The most efficient use of an external mister would be to get the smallest droplet size, and get the mist spread out over the largest possible surface area of the IC, and get those millions of tiny droplets to vaporize during contact with that surface.
Some of you seem to have a bit of a misconception about cooling the air first, and then having the cooling air flow through the IC. Spraying the perfect mist, by itself, does not cool the air. Put your hand in the flow a couple inches down-stream from the nozzle and you will feel cooler air. By the time the air reaches your hand, you will feel a bit of cooling due to evaporation, but the bulk of the cool effect you feel is just the fact that a cool mist is being sprayed on you. The real (most effective) cooling comes from the evaporation. The exact point of evaporation is what pulls the largest hunk of heat energy out of the surroundings. Having the liquid water flash over into steam while it's in contact with the IC will pull a lot more heat out of it than just flowing cooler air over it will.

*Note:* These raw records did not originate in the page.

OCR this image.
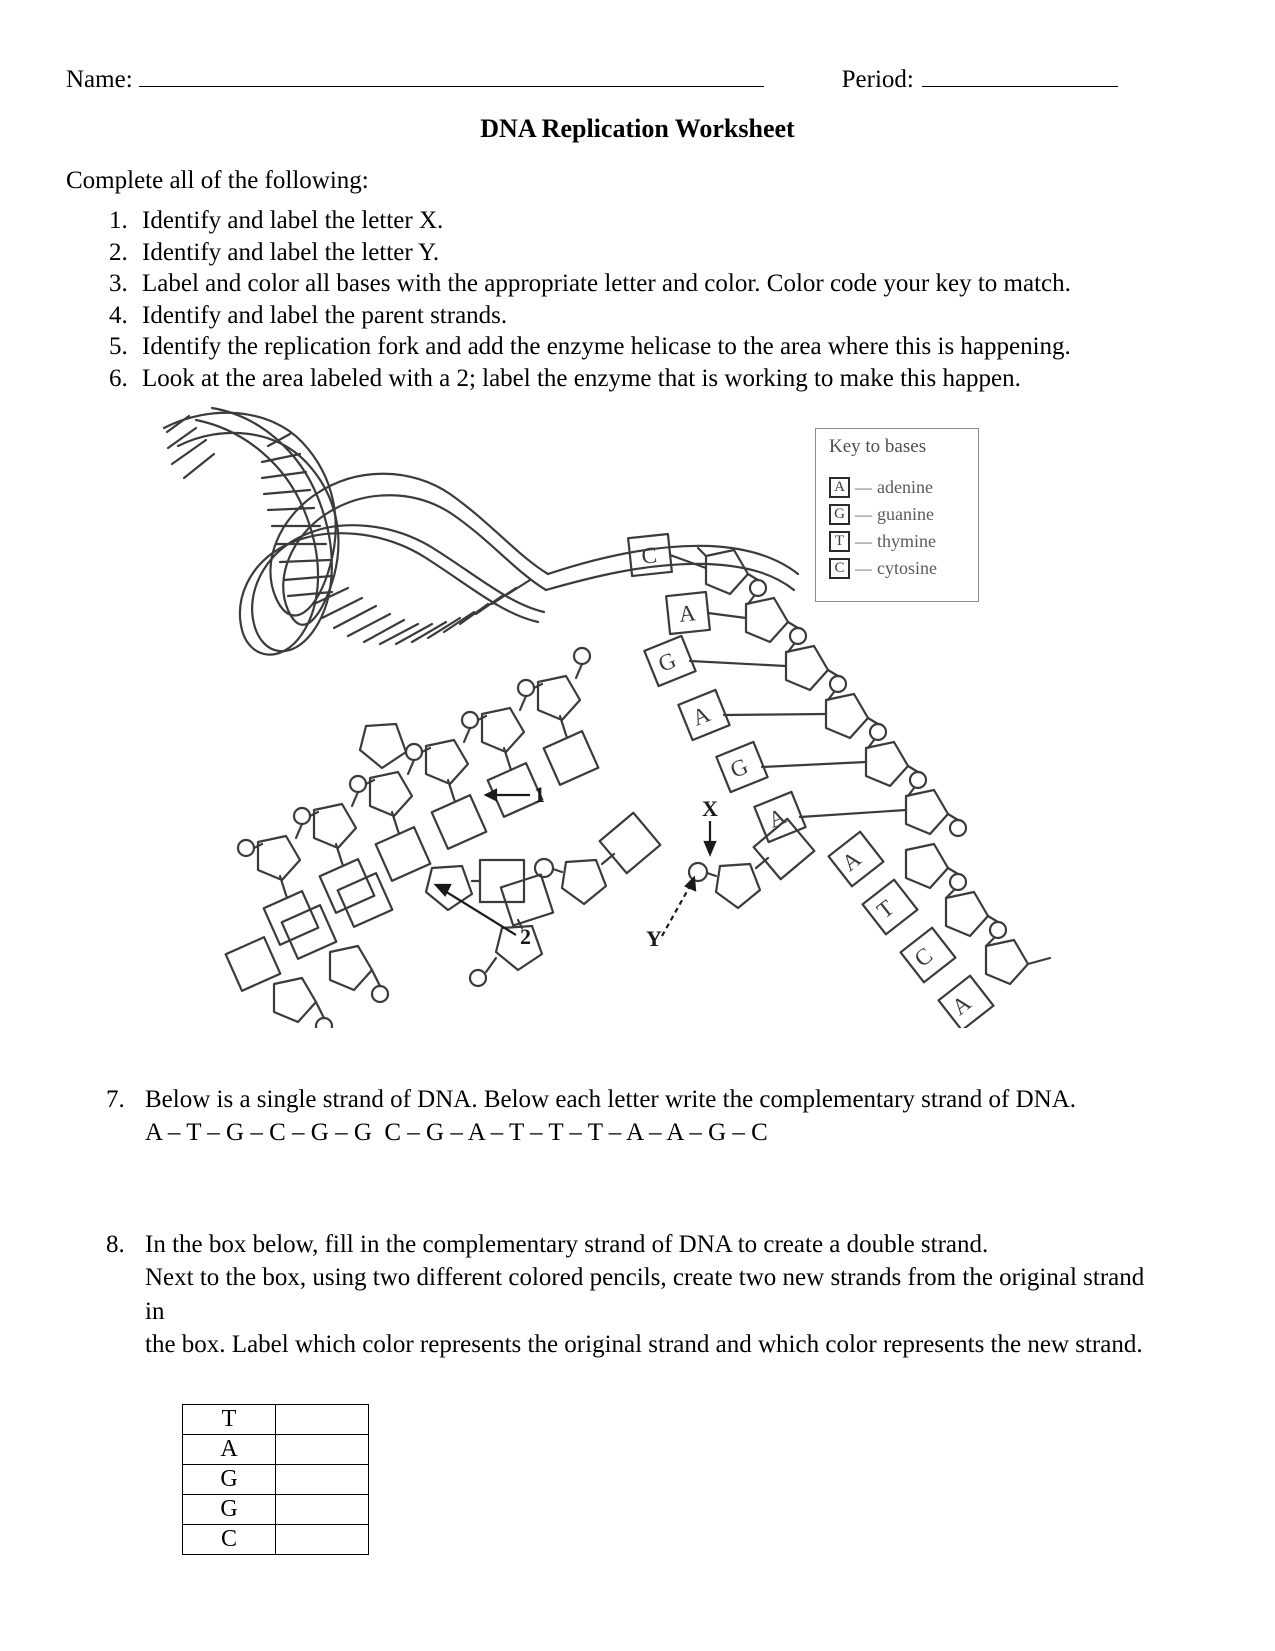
Name:	Period:
DNA Replication Worksheet
Complete all of the following:
1. Identify and label the letter X.
2. Identify and label the letter Y.
3. Label and color all bases with the appropriate letter and color. Color code your key to match.
4. Identify and label the parent strands.
5. Identify the replication fork and add the enzyme helicase to the area where this is happening.
6. Look at the area labeled with a 2; label the enzyme that is working to make this happen.
1
2
X
Y
C
A
G
A
G
A
A
T
C
A
Key to bases
A — adenine
G — guanine
T — thymine
C — cytosine
7. Below is a single strand of DNA. Below each letter write the complementary strand of DNA.
A – T – G – C – G – G  C – G – A – T – T – T – A – A – G – C
8. In the box below, fill in the complementary strand of DNA to create a double strand.
Next to the box, using two different colored pencils, create two new strands from the original strand in
the box. Label which color represents the original strand and which color represents the new strand.
T	
A	
G	
G	
C	
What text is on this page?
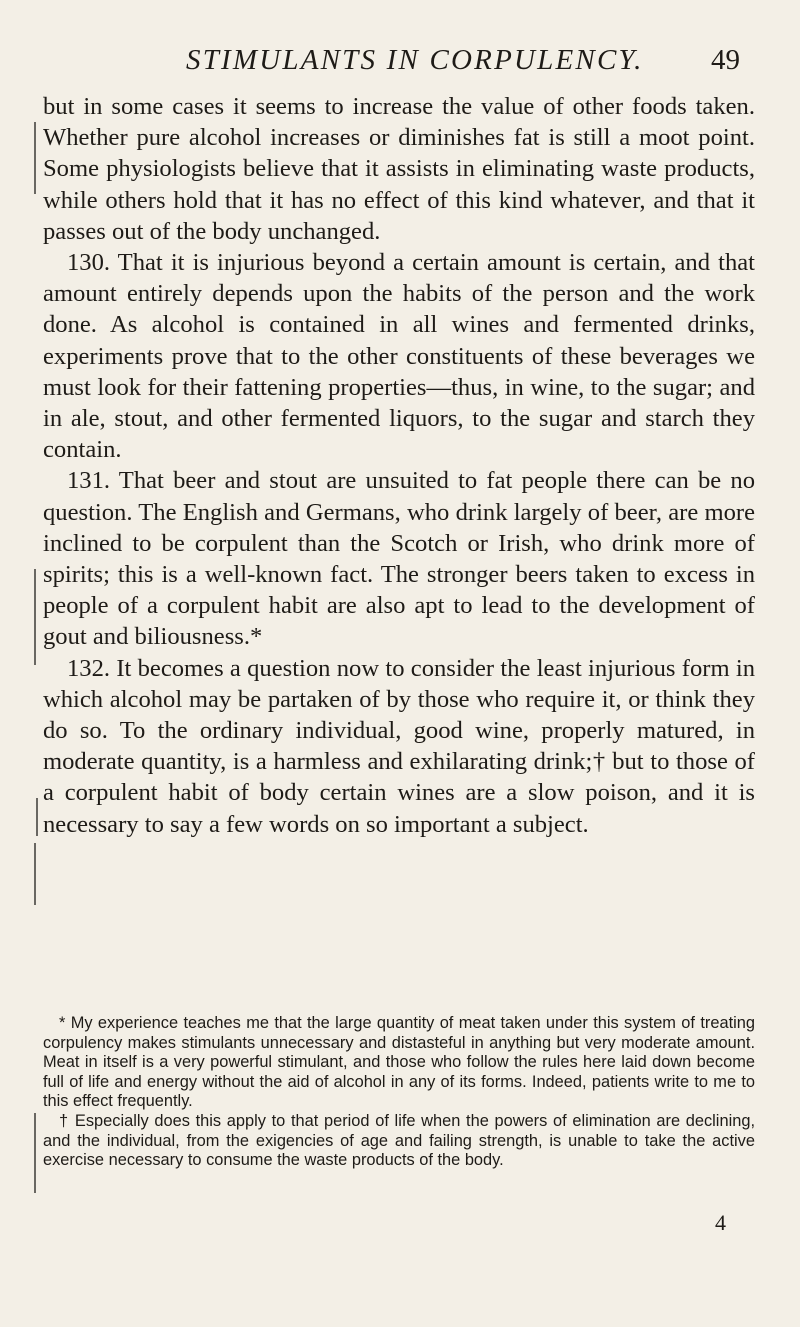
STIMULANTS IN CORPULENCY. 49

but in some cases it seems to increase the value of other foods taken. Whether pure alcohol increases or diminishes fat is still a moot point. Some physiologists believe that it assists in eliminating waste products, while others hold that it has no effect of this kind whatever, and that it passes out of the body unchanged.

130. That it is injurious beyond a certain amount is certain, and that amount entirely depends upon the habits of the person and the work done. As alcohol is contained in all wines and fermented drinks, experiments prove that to the other constituents of these beverages we must look for their fattening properties—thus, in wine, to the sugar; and in ale, stout, and other fermented liquors, to the sugar and starch they contain.

131. That beer and stout are unsuited to fat people there can be no question. The English and Germans, who drink largely of beer, are more inclined to be corpulent than the Scotch or Irish, who drink more of spirits; this is a well-known fact. The stronger beers taken to excess in people of a corpulent habit are also apt to lead to the development of gout and biliousness.*

132. It becomes a question now to consider the least injurious form in which alcohol may be partaken of by those who require it, or think they do so. To the ordinary individual, good wine, properly matured, in moderate quantity, is a harmless and exhilarating drink;† but to those of a corpulent habit of body certain wines are a slow poison, and it is necessary to say a few words on so important a subject.

* My experience teaches me that the large quantity of meat taken under this system of treating corpulency makes stimulants unnecessary and distasteful in anything but very moderate amount. Meat in itself is a very powerful stimulant, and those who follow the rules here laid down become full of life and energy without the aid of alcohol in any of its forms. Indeed, patients write to me to this effect frequently.

† Especially does this apply to that period of life when the powers of elimination are declining, and the individual, from the exigencies of age and failing strength, is unable to take the active exercise necessary to consume the waste products of the body.

4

So you want a fine mist, located just far enough up-stream to spread out and reach the whole width of the IC, but not so far up-stream that a lot of it has evaporated by the time it gets to the IC. So yes, you want the liquid water (albeit in tiny mist droplet form; a single squirt-gun stream aimed at the middle won't be nearly as effective) to reach the IC in the liquid state. Ideally the front of the IC fins would be slightly wet, and as the airflow pushed the droplets across the fins to the exit side, the water would evaporate, and the very back edge of the IC fins would be dry. This would indicate you are pulling out about as much heat as is possible with such a system. In an ideal world your mister system would have sensors to determine this condition, and increase or decrease the mister flow as the IC heated up and cooled down to maintain this ideal condition.
Since nobody is likely to develop that sort of thing any time soon, we set the flow to establish that condition during hot track usage. At other times, if the IC is not hot enough to turn it all into steam, then use less water, or just accept liquid blow-by if there is a means to prevent it puddling up after the IC. Not like you should complain about it. "Awww my IC is too cool to vaporize all the mist," is kind of a silly complaint, don't you think?